第190期 #9
自分の正体がバレた時、必ず見るように言われていた封筒を開けるとこう書いてあった。
「この手紙を読んでいるということは、あなたは取り返しのつかないミスを犯したということですが、いまさら後悔しても仕方ありません。まずあなたは、重大なミスにより現行の任務が終了したことを自覚し、すみやかに次のプログラムへ移行する必要があります。また、現行任務の後処理等は、当局の専門班によって行われるため、あなたはこれ以上本件に関わることは許されません……」
私はこの後、更生施設に連れて行かれ、再生プログラムというものを三年受けて再び仕事に復帰した。しかし今度の仕事は、正体がバレてはいけない任務遂行者と呼ばれるものではなく、その人間を監視する方の仕事だった。とはいえ監視役も秘密の仕事なのだから、一般の人に正体がバレることは避けなければならない。しかし、監視役は基本的に現地の人々と親しく関わることがないため、そもそも関心を向けられることがないのだ。なので任務遂行者と比べると、正体がバレることを常に心配する必要がない分、精神的には楽な仕事だと言える。

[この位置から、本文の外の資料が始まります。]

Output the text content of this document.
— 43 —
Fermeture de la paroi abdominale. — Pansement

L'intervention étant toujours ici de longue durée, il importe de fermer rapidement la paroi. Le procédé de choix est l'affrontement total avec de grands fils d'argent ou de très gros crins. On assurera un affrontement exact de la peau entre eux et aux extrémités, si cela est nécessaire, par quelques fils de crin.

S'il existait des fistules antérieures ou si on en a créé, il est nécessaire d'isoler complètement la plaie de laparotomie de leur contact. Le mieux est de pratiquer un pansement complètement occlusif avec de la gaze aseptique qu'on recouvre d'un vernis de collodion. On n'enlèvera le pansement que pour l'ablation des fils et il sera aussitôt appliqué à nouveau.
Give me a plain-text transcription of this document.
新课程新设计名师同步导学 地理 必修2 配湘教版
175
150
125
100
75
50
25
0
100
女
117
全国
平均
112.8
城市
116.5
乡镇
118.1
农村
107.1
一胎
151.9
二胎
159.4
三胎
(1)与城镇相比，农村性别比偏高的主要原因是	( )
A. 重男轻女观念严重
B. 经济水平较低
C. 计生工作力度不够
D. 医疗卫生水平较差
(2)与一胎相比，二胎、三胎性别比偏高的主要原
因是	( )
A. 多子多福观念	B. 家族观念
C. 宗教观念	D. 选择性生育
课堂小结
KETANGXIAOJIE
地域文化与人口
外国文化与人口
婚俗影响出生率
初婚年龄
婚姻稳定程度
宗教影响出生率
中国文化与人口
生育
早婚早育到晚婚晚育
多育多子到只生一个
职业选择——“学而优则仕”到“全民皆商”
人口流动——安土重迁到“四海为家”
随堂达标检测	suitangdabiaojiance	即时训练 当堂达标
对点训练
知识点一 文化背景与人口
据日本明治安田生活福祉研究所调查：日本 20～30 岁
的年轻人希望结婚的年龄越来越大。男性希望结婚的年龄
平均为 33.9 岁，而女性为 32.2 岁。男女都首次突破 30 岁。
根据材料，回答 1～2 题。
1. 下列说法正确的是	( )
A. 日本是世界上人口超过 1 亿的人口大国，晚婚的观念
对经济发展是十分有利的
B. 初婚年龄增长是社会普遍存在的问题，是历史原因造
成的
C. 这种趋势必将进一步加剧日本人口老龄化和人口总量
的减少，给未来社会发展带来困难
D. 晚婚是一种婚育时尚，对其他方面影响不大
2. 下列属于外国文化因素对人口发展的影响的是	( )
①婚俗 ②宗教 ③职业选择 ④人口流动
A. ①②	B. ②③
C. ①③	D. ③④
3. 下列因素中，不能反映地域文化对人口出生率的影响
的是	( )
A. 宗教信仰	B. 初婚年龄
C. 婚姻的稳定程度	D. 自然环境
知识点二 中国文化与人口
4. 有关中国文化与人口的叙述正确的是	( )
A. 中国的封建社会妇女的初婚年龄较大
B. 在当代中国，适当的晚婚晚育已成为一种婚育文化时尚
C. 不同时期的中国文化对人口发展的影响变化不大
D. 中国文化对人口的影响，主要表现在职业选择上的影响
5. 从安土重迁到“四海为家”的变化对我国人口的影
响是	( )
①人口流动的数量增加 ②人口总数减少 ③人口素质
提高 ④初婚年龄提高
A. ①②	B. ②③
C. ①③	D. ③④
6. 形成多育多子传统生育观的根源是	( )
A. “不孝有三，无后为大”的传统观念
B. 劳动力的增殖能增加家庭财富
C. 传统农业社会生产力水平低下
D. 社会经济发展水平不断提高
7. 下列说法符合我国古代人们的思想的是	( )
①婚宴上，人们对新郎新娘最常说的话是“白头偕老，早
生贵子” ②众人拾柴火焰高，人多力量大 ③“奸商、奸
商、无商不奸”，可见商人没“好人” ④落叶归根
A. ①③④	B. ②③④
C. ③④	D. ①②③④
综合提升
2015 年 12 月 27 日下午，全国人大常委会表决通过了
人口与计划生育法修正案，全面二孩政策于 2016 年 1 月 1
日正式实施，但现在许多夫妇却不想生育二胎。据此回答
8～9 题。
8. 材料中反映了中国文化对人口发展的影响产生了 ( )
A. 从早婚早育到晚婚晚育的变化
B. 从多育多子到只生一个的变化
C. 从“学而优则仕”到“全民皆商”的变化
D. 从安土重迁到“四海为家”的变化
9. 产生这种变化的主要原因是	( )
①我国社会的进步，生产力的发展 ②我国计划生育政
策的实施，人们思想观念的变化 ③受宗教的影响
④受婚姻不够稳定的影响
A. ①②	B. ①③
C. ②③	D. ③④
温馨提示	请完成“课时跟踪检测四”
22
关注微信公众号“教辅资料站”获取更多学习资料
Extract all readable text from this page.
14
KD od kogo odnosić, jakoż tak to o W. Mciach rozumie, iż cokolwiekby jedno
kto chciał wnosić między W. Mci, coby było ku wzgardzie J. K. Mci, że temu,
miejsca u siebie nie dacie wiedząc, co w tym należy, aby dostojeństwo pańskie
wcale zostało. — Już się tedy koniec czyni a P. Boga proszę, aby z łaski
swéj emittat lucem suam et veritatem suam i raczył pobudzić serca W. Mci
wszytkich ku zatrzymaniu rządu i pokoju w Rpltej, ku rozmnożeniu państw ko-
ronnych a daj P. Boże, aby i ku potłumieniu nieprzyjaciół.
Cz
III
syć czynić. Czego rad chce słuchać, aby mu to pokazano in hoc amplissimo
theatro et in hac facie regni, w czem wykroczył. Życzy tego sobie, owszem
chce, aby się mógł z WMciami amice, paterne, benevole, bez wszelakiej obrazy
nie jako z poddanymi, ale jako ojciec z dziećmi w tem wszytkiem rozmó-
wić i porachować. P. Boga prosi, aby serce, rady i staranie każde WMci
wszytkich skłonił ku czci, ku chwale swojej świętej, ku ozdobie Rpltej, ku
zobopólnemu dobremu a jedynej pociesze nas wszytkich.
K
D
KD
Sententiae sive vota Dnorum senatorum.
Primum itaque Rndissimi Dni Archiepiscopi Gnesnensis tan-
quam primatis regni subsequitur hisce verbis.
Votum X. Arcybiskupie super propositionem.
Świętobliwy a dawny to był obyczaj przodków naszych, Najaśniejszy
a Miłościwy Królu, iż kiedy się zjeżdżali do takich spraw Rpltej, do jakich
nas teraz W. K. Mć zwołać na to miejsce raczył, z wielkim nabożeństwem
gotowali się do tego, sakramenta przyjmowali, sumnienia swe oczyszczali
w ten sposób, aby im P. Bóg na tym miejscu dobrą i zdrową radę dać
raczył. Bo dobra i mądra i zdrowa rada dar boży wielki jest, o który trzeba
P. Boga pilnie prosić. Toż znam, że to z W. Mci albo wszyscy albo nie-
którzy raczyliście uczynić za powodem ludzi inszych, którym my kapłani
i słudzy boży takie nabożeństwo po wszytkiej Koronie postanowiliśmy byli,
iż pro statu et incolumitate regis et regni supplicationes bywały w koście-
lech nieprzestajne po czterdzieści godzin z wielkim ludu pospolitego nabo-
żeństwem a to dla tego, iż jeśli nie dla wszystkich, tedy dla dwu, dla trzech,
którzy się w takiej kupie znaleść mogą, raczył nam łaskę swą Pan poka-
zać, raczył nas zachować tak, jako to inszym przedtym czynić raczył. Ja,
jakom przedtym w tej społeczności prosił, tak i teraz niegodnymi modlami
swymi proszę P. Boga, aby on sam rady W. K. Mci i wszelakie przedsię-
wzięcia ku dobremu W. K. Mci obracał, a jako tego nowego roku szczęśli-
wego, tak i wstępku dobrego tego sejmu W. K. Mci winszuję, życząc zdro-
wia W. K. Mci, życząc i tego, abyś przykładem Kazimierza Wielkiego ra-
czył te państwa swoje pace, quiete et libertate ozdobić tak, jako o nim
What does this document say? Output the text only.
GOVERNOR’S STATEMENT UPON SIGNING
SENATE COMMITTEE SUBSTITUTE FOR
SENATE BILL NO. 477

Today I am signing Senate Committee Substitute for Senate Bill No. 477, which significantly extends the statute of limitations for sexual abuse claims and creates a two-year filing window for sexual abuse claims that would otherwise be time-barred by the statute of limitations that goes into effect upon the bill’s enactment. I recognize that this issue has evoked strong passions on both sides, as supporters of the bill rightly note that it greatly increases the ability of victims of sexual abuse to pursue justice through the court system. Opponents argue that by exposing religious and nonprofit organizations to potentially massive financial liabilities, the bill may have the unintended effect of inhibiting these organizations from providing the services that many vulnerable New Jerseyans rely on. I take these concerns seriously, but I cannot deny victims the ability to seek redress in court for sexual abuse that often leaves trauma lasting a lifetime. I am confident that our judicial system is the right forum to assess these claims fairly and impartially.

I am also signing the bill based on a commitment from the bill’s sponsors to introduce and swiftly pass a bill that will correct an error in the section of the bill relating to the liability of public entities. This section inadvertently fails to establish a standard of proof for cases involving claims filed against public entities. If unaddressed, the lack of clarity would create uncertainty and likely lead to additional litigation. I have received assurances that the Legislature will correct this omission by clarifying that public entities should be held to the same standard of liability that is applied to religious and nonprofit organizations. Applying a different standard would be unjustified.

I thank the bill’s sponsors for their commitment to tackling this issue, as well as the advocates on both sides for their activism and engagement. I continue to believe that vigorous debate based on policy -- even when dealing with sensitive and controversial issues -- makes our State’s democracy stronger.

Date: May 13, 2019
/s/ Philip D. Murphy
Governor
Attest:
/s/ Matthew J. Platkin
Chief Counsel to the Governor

しかし監視役を始めて五年過ぎたある時、担当していた任務遂行者の少女が自分で正体をバラすという事件が起こった。彼女は、生きて帰れる保証のない地獄のような場所へ向うことになったのだが、家族や友人に黙ったまま行くのは悲しいので、事情を説明するために正体をバラしたのだった。本来であれば正体がバレた時点で任務終了となるのだが、回収班が到着する前に旅立ってしまったので任務はそのまま続行されることになった。当然、彼女の監視役である私は責任を問われ、再び更生施設へ入ることになった。
私はその後、仕事復帰と施設送りを何度か繰り返した。最終的には施設内の清掃をする仕事に落ち着いたのだが、またミスをしたらどうなるのか分からない。自分の正体をバラしたあの少女も、任務終了後に仕事を転々とさせられて、結局は私と同じ仕事をすることになった。特に責任が重い仕事ではないので、私も彼女もつかの間の安らぎを感じていたのだが、ある時、私たち二人に再び任務遂行者へ復帰する命令が出された。しかし私と彼女は施設から逃げ出したたため、追いかけてくる連中とたまに戦うことになったのだが、正体がバレないようにしている彼らを見てると、昔の自分たちみたいで少しかわいそうだねと最近二人でよく話すことがある。